Question

Reimann Sum... I got it wrong twice... Please help and provide step by step clear explaination. I'd appreciate it.

Answer 1

Formula for Riemann Sum is:

`(b-a)/(n) \sum_(i=1)^n f(a + i (b-a)/(n))`
interval is [1,3] so a = 1, b = 3
f(x) = 3x , sub into Riemann sum


`(2)/(n) \sum_(i=1)^n 3(1 + (2i)/(n))`

Continue by simplifying using properties of summations.

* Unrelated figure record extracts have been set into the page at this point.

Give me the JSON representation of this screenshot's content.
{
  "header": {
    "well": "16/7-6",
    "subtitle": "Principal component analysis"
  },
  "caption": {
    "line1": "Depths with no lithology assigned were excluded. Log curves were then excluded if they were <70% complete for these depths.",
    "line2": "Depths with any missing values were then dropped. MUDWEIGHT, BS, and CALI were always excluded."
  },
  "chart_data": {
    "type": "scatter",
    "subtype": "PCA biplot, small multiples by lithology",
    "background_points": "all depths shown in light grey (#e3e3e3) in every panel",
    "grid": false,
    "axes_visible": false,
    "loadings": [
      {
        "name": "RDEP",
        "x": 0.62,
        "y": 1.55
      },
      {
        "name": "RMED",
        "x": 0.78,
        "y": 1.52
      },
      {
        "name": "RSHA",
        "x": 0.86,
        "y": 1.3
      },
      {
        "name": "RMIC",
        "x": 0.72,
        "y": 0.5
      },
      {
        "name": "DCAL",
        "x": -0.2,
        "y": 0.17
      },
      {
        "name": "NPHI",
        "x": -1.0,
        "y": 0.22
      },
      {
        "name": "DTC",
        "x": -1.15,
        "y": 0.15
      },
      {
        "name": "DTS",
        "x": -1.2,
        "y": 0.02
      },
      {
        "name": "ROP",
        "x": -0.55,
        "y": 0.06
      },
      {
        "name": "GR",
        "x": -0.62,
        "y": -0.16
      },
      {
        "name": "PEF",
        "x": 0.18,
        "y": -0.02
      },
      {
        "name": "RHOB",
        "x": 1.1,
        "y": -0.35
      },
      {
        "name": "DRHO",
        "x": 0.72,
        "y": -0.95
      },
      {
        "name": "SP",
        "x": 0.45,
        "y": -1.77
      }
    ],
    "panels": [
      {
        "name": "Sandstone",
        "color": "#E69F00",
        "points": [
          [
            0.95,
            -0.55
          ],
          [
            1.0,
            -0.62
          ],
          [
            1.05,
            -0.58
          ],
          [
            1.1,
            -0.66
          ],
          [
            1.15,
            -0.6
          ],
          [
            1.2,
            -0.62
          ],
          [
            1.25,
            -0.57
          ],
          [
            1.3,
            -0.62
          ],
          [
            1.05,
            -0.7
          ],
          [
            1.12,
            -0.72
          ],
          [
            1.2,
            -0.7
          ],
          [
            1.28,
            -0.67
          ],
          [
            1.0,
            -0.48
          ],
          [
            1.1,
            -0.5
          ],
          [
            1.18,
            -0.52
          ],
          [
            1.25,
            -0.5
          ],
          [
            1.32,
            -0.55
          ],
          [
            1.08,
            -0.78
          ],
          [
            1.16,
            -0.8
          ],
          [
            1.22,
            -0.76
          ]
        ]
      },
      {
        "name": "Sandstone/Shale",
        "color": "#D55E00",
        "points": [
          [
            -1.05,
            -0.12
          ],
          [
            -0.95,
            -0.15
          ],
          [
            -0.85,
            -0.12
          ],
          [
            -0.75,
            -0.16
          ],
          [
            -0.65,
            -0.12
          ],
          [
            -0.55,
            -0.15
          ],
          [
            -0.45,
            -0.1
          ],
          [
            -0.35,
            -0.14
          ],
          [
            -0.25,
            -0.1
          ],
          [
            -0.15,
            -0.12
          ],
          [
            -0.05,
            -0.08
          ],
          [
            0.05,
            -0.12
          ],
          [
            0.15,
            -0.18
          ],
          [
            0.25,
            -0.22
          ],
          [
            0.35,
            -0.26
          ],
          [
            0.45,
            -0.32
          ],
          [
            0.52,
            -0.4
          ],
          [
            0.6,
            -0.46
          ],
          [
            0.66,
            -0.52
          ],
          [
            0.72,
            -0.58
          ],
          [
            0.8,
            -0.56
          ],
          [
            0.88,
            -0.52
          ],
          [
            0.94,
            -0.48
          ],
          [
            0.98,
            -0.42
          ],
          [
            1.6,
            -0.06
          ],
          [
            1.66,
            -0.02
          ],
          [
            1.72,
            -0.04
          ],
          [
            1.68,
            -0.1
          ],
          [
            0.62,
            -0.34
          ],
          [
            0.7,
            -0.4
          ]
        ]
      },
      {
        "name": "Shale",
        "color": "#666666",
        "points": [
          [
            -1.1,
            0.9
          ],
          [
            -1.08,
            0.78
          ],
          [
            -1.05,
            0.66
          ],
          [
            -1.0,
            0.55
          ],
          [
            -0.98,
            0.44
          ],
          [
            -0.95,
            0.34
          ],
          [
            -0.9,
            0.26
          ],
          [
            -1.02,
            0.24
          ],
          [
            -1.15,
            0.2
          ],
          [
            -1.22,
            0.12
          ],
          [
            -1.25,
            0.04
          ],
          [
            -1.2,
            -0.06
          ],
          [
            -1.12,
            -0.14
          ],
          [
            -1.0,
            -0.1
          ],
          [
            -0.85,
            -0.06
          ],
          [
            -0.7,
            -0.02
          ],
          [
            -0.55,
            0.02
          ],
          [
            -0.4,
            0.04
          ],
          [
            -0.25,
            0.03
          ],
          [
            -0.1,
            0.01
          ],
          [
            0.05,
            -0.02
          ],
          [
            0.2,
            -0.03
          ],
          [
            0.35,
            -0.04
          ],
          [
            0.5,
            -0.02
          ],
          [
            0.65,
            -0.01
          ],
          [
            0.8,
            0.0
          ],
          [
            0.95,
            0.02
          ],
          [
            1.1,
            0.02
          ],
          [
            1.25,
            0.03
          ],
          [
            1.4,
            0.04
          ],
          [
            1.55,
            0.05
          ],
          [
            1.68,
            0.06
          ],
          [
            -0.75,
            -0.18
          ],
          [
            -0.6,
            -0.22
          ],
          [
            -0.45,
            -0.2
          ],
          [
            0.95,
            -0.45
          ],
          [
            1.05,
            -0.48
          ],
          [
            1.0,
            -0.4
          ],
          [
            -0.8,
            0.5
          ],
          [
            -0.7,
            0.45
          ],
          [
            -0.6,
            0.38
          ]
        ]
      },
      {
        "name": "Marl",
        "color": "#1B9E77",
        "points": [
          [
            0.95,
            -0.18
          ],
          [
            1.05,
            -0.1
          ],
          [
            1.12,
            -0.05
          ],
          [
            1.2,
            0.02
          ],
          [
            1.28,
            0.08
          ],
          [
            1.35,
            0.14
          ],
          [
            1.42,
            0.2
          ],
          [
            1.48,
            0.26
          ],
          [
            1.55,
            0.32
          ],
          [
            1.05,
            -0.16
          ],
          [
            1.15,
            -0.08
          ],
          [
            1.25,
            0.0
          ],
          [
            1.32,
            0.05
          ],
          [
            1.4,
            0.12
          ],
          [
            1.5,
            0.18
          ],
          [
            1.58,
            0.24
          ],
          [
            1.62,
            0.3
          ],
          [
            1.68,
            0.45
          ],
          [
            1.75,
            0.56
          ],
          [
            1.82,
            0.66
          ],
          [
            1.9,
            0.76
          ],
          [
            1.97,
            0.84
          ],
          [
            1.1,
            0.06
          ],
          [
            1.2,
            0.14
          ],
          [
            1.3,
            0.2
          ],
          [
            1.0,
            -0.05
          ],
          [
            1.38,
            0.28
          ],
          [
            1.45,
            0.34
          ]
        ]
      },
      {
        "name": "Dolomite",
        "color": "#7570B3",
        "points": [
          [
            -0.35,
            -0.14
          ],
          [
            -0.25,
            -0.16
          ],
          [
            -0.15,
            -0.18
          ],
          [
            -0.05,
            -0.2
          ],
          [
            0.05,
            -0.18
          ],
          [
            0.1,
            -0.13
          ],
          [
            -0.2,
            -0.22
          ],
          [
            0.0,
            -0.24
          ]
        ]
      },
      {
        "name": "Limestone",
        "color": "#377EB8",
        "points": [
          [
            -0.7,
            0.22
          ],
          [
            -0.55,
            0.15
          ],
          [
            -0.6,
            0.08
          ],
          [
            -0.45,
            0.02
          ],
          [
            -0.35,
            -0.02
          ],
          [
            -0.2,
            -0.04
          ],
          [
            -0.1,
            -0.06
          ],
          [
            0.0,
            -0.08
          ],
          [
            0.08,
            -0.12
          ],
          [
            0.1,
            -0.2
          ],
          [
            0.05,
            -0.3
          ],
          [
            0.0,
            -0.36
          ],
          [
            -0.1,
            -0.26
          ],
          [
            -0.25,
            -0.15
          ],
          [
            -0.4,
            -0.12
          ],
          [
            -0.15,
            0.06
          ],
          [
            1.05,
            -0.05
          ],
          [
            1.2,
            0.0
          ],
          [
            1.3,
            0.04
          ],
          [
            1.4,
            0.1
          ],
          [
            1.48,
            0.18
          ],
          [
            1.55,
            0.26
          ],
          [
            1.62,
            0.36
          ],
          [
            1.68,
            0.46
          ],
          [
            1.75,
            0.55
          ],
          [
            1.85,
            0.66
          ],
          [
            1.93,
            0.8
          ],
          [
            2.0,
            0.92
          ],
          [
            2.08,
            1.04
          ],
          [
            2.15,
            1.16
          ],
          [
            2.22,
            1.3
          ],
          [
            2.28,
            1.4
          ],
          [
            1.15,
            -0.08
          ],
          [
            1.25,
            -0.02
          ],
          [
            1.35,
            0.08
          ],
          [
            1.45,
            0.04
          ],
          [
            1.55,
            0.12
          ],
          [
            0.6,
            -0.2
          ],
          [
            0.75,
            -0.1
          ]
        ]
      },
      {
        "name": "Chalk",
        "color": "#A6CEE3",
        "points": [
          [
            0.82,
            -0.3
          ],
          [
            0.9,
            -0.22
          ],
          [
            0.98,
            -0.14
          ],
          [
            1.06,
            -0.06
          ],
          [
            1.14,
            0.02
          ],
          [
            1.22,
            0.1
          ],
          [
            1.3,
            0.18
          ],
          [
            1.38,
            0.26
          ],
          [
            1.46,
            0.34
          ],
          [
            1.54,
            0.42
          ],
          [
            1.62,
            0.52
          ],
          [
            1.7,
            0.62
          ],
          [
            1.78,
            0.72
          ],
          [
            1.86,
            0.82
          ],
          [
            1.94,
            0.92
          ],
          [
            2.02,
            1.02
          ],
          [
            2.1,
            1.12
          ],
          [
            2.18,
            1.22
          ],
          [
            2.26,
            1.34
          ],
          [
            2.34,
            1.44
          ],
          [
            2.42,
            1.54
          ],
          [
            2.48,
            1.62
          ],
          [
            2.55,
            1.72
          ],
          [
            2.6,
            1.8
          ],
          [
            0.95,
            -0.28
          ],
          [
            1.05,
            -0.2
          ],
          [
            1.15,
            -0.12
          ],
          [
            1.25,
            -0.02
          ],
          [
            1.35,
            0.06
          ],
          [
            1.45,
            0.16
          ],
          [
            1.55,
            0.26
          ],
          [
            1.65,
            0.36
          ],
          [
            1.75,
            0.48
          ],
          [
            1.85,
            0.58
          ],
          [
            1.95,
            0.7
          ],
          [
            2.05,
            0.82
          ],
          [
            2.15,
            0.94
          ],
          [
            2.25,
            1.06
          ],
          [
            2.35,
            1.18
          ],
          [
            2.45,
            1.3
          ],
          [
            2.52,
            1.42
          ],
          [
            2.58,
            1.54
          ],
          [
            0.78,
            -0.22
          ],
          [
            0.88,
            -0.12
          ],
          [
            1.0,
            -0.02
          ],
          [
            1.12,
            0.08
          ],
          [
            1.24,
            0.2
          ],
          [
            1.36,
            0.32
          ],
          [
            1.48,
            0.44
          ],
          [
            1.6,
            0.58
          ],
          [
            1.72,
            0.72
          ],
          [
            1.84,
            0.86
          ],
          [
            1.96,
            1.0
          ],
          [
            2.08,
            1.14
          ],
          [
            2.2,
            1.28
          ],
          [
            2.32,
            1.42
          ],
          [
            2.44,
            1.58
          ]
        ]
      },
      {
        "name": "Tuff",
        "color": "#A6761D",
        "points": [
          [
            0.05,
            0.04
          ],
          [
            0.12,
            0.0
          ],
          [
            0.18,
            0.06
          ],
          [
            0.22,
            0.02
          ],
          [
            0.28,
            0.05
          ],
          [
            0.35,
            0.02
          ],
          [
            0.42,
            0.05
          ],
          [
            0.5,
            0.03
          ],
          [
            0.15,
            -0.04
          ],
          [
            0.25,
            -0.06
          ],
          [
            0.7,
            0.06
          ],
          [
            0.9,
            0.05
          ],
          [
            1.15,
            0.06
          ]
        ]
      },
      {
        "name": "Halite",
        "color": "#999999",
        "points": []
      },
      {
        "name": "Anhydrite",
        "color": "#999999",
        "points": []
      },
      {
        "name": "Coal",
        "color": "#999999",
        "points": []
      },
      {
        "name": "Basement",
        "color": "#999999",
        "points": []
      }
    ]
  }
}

`= (2)/(n)\sum_(i=1)^n 3 + (2)/(n)\sum_(i=1)^n (6i)/(n) \\ \\ = (6)/(n)\sum_(i=1)^n 1 + (12)/(n^2)\sum_(i=1)^n i \\ \\ =(6)/(n) (n) + (12)/(n^2)((n(n+1))/(2)) \\ \\ =6+(6)/(n)(n+1) \\ \\ =12 + (6)/(n)`

Now you have an expression for the summation in terms of 'n'.

Next, take the limit as n-> infinity.
The limit of
`(6)/(n)` goes to 0, therefore the limit of the summation is 12.

The area under the curve from [1,3] is equal to limit of summation which is 12.